Ethanol’s Discount to Gasoline Widens Below-Average Inventory
Source: By Mario Parker, Bloomberg • Posted: Friday, April 5, 2013
The spread tightened 2.63 cents to 47.57 cents a gallon as the Energy Department’s analytical arm said stockpiles of the fuel last week rose 0.2 percent to 17.5 million barrels, from the lowest level since the week ended Dec. 9, 2011. Inventories are 22 percent lower than a year ago.
“There’s a lot of demand in the front for prompt product,” said Jim Damask, a manager at StarFuels Inc. in Jupiter, Florida. “They must be ripping right through supply.”
Denatured ethanol for May delivery rose 1.1 cents, or 0.5 percent, to $2.423 a gallon on the Chicago Board of Trade.
Gasoline futures for May delivery dropped 1.53 cents, or 0.5 percent, to $2.8987 a gallon on the New York Mercantile Exchange. The contract covers reformulated gasoline, made to be blended with ethanol before delivery to filling stations.
Ethanol companies have tempered production 7.6 percent to 807,000 barrels a day from a year earlier, before the worst drought since the 1930s sent corn prices to a record high and eroded returns for making the fuel.
Corn prices plunged 14 percent after a March 28 Agriculture Department report showed domestic inventories on March 1 totaled 5.399 billion bushels, exceeding analysts’ estimates of 4.995 billion.
Corn Prices
Corn for May delivery fell 11.5 cents, or 1.8 percent, to $6.30 a bushel in Chicago, the lowest settlement since June.
The corn crush spread, representing gains or losses from turning corn into ethanol and based on May contracts, was 13 cents a gallon, up from 8 cents yesterday. The amount doesn’t include revenue from the sale of dried distillers’ grains, a byproduct of ethanol production, which can be fed to livestock.

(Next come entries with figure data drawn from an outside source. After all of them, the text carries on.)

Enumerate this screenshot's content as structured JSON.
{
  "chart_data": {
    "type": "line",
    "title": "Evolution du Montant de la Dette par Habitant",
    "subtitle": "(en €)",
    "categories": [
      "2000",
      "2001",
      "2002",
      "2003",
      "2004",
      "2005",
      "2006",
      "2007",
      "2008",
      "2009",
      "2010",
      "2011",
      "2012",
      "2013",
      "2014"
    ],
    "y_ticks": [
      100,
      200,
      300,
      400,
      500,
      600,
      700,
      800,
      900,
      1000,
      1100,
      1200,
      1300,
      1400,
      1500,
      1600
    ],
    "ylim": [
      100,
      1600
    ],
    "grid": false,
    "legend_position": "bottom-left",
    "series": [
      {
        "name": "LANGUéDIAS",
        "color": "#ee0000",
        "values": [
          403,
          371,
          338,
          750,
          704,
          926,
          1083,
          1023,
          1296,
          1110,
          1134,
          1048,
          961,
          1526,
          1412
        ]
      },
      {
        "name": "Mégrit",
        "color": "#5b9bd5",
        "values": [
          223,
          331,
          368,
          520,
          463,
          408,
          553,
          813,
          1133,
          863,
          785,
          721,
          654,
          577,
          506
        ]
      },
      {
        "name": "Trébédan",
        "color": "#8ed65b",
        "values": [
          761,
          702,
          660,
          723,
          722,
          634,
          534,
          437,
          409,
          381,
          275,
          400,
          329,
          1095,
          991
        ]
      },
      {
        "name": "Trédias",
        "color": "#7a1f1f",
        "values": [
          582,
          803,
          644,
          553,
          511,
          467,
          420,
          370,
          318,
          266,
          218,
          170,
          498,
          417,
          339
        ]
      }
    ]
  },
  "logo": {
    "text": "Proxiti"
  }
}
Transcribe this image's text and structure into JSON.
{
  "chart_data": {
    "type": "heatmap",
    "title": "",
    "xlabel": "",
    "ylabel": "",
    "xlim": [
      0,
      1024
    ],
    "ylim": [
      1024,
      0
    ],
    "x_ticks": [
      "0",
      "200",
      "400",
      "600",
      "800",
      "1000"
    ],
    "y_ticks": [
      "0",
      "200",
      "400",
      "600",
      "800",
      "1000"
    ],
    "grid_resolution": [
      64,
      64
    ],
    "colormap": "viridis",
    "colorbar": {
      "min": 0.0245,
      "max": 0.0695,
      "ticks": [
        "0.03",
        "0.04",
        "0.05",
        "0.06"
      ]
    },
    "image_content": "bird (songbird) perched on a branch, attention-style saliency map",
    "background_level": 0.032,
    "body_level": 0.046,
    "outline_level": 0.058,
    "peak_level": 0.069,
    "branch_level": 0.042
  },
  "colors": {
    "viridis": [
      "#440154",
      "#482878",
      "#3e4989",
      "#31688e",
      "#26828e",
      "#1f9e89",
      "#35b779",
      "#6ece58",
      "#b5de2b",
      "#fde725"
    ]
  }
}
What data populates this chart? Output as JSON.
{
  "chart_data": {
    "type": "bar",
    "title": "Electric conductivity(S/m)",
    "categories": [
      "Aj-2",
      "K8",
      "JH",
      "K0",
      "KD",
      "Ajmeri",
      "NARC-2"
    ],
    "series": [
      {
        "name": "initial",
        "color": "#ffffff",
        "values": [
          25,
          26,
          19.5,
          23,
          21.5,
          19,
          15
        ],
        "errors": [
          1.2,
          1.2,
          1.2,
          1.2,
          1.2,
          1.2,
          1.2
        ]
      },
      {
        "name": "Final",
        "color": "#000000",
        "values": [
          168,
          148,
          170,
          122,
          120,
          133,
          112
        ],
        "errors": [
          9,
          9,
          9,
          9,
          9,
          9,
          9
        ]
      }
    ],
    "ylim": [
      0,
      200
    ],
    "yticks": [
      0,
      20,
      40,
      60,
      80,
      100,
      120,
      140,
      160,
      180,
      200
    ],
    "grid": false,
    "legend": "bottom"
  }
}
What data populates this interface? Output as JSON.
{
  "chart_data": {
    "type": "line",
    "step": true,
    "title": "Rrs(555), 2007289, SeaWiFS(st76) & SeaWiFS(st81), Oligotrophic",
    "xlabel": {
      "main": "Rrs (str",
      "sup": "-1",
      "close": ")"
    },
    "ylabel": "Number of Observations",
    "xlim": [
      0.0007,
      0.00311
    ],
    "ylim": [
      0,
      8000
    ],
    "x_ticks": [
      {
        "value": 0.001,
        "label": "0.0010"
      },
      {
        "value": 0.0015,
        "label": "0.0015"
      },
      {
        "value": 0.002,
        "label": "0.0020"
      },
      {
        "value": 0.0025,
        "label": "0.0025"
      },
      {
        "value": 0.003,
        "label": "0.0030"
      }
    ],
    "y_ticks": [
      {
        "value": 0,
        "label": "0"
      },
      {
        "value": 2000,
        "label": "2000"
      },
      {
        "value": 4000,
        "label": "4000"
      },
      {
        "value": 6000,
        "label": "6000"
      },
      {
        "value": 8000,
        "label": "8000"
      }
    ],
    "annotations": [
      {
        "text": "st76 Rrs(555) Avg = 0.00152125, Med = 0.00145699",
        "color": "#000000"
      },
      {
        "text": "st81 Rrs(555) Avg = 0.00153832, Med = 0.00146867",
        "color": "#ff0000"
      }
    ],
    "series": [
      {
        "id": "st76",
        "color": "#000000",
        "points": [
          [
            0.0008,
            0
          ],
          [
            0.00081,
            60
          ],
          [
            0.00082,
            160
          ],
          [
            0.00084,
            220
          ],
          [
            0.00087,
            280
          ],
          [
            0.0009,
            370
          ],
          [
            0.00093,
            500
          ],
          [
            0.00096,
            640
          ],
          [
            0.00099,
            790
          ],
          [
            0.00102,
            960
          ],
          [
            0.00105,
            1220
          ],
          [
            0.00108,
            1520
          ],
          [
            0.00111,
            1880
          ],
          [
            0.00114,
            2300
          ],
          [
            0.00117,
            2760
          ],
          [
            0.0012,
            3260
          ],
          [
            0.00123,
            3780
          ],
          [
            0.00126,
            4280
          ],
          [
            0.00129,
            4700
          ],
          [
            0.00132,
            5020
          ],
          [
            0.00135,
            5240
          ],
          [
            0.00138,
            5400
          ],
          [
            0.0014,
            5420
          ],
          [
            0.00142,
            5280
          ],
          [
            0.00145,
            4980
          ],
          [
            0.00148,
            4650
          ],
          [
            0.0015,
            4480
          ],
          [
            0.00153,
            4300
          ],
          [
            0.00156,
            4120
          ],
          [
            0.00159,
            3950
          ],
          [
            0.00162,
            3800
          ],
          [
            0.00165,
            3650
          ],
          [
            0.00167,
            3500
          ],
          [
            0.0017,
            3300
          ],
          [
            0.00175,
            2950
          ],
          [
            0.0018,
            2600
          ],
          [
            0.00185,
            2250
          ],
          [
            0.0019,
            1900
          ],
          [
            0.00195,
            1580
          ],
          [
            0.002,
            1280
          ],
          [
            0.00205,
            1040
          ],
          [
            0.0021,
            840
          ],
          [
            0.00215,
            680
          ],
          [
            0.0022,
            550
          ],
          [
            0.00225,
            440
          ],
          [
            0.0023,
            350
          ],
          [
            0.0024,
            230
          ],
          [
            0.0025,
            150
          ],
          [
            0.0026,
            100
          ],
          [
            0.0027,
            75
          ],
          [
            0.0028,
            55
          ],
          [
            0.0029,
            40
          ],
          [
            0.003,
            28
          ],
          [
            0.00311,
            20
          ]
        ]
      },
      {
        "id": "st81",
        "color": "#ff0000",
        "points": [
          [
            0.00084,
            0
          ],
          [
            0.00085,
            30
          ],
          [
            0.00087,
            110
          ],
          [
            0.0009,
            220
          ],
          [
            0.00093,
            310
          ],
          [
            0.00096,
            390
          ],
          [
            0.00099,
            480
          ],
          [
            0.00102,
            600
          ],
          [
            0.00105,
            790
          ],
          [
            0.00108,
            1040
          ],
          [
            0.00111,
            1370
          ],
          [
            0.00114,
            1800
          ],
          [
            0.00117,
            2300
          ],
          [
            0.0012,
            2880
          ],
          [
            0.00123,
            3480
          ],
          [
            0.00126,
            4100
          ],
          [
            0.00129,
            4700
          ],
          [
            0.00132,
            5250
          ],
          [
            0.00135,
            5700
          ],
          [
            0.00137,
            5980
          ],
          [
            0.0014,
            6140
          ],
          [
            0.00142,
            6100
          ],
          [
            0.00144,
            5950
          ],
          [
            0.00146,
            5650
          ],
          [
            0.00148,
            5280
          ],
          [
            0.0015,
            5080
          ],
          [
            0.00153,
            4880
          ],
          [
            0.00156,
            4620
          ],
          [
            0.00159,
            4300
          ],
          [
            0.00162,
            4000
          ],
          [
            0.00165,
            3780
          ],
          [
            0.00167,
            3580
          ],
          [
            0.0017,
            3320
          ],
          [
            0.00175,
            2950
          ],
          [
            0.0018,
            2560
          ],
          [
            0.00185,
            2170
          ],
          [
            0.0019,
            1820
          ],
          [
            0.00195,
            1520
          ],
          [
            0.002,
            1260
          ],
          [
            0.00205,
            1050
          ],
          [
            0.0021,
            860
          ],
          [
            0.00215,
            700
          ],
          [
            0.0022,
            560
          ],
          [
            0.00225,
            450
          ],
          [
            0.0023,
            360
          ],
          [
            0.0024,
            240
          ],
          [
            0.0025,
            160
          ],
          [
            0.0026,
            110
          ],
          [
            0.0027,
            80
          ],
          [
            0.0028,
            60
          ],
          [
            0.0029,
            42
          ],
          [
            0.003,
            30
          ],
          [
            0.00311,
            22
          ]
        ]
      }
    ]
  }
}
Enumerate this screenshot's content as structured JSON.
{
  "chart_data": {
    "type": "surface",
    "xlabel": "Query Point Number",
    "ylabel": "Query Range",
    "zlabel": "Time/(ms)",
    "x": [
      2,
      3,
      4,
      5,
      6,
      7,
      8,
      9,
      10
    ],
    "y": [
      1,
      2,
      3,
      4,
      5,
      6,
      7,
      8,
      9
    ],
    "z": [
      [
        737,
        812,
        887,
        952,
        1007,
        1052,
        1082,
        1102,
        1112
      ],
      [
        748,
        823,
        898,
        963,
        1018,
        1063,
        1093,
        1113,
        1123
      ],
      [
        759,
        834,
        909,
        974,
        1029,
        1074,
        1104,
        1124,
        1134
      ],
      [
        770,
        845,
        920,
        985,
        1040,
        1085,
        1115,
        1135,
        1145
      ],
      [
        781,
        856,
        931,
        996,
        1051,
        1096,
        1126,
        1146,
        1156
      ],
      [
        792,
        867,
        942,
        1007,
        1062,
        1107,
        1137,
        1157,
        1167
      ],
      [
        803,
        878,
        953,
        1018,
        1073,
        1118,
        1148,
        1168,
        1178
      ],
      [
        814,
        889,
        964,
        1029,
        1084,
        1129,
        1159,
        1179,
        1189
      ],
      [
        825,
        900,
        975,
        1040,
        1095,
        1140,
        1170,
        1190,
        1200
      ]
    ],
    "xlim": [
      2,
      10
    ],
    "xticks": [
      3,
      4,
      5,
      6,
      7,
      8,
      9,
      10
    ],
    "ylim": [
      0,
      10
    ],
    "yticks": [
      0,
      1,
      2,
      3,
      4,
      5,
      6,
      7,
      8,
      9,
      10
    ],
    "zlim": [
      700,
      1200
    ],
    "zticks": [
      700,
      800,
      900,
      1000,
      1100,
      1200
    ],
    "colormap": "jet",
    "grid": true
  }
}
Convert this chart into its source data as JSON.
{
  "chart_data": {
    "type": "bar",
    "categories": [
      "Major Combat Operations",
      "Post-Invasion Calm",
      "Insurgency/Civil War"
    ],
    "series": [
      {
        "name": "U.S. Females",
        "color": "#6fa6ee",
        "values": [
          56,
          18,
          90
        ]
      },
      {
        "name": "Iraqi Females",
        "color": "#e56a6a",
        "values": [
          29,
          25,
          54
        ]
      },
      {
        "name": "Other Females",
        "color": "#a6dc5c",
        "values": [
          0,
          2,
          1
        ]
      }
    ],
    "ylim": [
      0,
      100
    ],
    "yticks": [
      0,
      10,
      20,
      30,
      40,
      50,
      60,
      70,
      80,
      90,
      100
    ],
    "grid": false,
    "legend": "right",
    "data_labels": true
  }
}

Under a 2007 energy law, known as the Renewable Fuels Standard, the U.S. is required to use 13.8 billion gallons of ethanol this year and 14.4 billion in 2014.
Ethanol-blended gasoline made up 92 percent of the total U.S. gasoline pool, the least since Feb. 22, the EIA said. That’s down from a record 95 percent in the week ended March 15.
Imports of the fuel averaged 49,000 barrels a day last week, the highest level since Jan. 18 and up from 9,000 barrels a year earlier, EIA said.
Spot Trading
In cash market trading, ethanol jumped 8 cents to $2.48 a gallon in Chicago, 7 cents to $2.535 in the Gulf and 4 cents to $2.59 in New York, data compiled by Bloomberg show. Prices slipped 0.5 cent to $2.675 on the West Coast, the most expensive U.S. hub.
West Coast ethanol’s premium to the U.S. Gulf narrowed 35 percent to 14 cents, the least since March 6, while Chicago’s discount to New York Harbor shrank 27 percent to 11 cents.
Biofuel in the U.S. is tracked by Renewable Identification Numbers, or RINs, certificates that refiners use to show compliance with mandates to the Environmental Protection Agency or trade to other parties.
Corn-based ethanol RINs rose 1.4 percent to 71 cents today, data compiled by Bloomberg show. They traded at 7.1 cents on Jan. 7.
Advanced RINs, which cover biodiesel and Brazilian sugarcane-based ethanol, added 2 percent to 78 cents. Those certificates traded at 37 cents on Jan. 7.